その鑑定士がリアムを見たとたんに顔色を変えていってしまったのだ。
この子には空間魔法に関するすべての才があると。
そこからはリアムの意志など関係なくなった。
3つあった選択肢の中から一番安全なものが消えてしまったのである。
リアムは恐ろしかった。
いつも自分をお見下していた奴らが自分に過酷な訓練を施すことが。
魔力を伸ばすために飲む激痛を伴う薬を飲まされることが。
そして何より試練で命を落としてしまうことが。
誰もリアムを見ようともせずただ結果だけを求めた。
結果が悪いと才能があるのになぜできないんだと手を挙げられたことも数えきれないほどある。
今までの生活とは比にならないほどの濃密な時間。
そしてついにやってきたのだ。
試練の日は12歳になった日と決まっている。
12歳以前に魔法を使い始めると多くの場合に独特な癖がついてしまうからだ。
よってリアムが魔法を使うのはこれが初めて。
まずは初めて魔法をを使うときのセンスを見るのだ。
そこに圧倒的な才能があれば試練は即刻中止となり研究をしともに頂を目指す仲間とみなされるようになる。
だがそこで平凡と判断されたものには試練を課すのだ。
無駄に豪華に飾り付けられた祭壇の上に一人で立ち、話が通じる数少ない人間である弟と妹からもらったお守りも没収されてしまっている。
何が魔力に影響を及ぼすかわかっていないためだ。
それから魔力に影響しないように配慮して作られた短剣を持たされ限りなく実践に近い形でセンスをはかるのだ。
相手はジャイアントベアー。
凶暴な魔物で魔法があまり効きにくい。
そんな魔物を前にしておびえない12歳などいるだろうか?
足がすくんでしまい歯もがちがちと震え始め魔法も使えないリアムに迫っていくジャイアントベアー。

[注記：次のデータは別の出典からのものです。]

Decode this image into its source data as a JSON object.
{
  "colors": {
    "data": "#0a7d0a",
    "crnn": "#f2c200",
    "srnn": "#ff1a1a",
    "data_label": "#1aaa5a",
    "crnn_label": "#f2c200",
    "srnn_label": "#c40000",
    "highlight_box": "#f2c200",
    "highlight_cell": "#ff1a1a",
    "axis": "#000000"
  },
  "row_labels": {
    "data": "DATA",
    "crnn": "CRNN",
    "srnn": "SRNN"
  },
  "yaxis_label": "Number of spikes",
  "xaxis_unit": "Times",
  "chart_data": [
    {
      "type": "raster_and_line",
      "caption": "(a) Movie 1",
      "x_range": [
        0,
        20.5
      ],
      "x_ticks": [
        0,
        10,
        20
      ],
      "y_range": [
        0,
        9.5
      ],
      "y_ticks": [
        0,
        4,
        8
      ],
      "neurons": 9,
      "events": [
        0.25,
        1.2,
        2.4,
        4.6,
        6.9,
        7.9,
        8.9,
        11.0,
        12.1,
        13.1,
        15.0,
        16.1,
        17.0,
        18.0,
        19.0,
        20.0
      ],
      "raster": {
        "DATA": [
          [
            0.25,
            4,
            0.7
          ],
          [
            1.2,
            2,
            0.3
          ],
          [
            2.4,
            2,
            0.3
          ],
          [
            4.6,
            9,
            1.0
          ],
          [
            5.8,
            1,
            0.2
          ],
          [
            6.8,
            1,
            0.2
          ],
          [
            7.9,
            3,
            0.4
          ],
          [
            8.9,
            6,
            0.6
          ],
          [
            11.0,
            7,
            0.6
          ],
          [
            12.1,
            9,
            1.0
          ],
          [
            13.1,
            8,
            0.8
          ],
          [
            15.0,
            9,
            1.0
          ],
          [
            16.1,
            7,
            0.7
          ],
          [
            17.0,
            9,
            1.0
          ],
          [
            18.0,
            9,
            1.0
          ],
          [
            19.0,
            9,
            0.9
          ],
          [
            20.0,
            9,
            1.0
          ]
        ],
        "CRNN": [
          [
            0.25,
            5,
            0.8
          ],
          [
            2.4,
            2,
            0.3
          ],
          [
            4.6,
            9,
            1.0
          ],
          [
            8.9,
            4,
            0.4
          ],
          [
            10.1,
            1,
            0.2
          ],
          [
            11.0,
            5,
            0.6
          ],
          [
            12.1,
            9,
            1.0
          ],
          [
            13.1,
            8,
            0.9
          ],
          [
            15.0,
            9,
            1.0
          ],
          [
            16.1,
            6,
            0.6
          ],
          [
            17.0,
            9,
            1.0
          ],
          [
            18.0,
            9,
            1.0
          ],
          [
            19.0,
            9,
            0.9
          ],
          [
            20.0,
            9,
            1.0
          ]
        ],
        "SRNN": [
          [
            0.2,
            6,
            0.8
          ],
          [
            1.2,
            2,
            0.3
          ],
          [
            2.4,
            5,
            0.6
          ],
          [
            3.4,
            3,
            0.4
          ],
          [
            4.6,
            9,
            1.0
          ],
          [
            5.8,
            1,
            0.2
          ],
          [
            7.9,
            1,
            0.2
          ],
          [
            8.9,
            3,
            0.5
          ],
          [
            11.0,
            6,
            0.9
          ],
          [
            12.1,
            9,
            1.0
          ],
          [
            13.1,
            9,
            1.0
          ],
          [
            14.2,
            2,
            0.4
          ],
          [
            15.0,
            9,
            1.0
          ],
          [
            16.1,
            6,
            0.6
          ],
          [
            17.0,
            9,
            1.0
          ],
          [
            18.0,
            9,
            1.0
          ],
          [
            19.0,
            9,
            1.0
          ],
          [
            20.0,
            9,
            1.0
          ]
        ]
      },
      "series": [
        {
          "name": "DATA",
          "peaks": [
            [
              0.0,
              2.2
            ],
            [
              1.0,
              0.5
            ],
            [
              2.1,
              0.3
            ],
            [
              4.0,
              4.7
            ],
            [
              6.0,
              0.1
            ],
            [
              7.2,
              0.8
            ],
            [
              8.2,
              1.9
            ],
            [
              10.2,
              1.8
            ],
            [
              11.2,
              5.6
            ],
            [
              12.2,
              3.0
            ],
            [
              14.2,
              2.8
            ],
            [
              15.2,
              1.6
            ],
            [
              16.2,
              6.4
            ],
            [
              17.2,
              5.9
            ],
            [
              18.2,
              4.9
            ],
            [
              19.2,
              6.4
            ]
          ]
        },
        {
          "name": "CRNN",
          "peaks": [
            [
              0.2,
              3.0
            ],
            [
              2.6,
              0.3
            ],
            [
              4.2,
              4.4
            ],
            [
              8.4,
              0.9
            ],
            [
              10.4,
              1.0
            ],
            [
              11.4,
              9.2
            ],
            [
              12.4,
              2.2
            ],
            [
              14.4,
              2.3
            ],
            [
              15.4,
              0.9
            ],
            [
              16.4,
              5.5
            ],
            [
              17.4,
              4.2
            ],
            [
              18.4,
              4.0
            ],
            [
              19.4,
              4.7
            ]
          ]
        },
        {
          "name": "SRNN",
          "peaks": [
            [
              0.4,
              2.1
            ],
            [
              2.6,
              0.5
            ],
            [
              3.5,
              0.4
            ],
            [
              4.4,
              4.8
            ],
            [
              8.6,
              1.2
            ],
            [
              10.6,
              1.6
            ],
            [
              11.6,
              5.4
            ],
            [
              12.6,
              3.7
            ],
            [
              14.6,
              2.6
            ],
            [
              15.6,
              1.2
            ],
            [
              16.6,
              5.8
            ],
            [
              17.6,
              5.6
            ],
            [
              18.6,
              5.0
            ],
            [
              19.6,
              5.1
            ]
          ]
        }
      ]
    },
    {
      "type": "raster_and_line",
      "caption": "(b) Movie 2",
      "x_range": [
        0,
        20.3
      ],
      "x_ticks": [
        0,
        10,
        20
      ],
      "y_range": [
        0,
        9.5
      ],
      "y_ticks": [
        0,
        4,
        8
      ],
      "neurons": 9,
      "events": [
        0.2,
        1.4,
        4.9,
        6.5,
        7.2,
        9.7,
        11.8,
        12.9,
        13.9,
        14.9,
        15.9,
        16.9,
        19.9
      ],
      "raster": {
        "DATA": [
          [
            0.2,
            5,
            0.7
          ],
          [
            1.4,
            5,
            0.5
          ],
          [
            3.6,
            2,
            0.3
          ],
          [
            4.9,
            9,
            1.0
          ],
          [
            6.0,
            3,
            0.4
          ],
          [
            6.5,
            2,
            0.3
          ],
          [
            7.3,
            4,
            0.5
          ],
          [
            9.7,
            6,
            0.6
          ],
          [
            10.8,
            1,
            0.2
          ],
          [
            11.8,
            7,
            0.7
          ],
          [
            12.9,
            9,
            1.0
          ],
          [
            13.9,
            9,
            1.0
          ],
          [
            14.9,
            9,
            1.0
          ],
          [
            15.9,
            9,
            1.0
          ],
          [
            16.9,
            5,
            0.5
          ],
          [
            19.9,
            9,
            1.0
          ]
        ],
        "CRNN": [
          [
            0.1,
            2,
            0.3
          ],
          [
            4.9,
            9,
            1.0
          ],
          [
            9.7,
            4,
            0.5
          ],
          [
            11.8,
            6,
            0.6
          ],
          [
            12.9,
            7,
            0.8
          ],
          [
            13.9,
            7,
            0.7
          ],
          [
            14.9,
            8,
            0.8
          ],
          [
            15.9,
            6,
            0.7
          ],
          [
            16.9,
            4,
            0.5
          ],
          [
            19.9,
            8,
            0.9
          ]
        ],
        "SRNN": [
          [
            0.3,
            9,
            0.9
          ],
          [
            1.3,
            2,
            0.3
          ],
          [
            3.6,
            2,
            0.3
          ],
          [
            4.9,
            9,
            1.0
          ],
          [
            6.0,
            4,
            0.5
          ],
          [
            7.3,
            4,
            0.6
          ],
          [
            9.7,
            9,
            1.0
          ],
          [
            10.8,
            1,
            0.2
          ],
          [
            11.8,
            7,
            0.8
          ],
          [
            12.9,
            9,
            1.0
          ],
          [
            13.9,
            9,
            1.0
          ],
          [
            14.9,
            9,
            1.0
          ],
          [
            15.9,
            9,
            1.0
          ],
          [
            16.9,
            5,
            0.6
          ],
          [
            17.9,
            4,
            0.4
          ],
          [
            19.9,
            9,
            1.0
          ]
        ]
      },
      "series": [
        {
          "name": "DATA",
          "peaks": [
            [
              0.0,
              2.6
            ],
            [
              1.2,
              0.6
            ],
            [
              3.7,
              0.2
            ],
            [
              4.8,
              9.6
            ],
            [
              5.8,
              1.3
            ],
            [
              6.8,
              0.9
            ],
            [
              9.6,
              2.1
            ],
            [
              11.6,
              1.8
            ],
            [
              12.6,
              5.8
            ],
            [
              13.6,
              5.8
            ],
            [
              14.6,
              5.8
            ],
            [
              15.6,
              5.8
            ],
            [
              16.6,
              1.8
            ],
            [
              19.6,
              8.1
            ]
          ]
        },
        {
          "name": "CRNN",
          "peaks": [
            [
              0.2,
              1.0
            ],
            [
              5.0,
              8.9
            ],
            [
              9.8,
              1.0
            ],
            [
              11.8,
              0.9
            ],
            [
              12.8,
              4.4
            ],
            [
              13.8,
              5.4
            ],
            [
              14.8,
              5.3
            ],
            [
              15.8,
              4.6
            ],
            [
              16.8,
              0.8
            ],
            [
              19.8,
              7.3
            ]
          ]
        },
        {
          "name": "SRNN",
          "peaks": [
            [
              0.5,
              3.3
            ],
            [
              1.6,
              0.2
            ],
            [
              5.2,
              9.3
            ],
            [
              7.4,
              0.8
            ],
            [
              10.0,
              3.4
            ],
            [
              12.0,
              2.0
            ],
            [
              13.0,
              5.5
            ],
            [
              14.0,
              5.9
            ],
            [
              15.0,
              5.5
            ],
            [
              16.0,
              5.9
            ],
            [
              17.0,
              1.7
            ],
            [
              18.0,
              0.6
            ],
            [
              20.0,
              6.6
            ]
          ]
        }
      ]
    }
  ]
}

あと5秒もすれば自分はその鋭い牙で食いちぎられてしまうのだろう。
だから目をつむってしまったそして願ったのだ。
どこかこのクマに襲われない場所へと。
目を閉じる直前に見えた弟の顔が目に焼き付いた。
ああこれで僕は死ぬんだ。
と諦めのような気持ちすら浮かんでくる。
あぁ、できれば痛い思いはしたくないなぁ。
殺すんならいっそ一思いに。
天国ってあるのかなぁ?
そんなことを考えていても攻撃は来ない。
熊の咆哮も聞こえなくなっている。
目をゆっくりと開けると、そこは見知らぬ草原だった。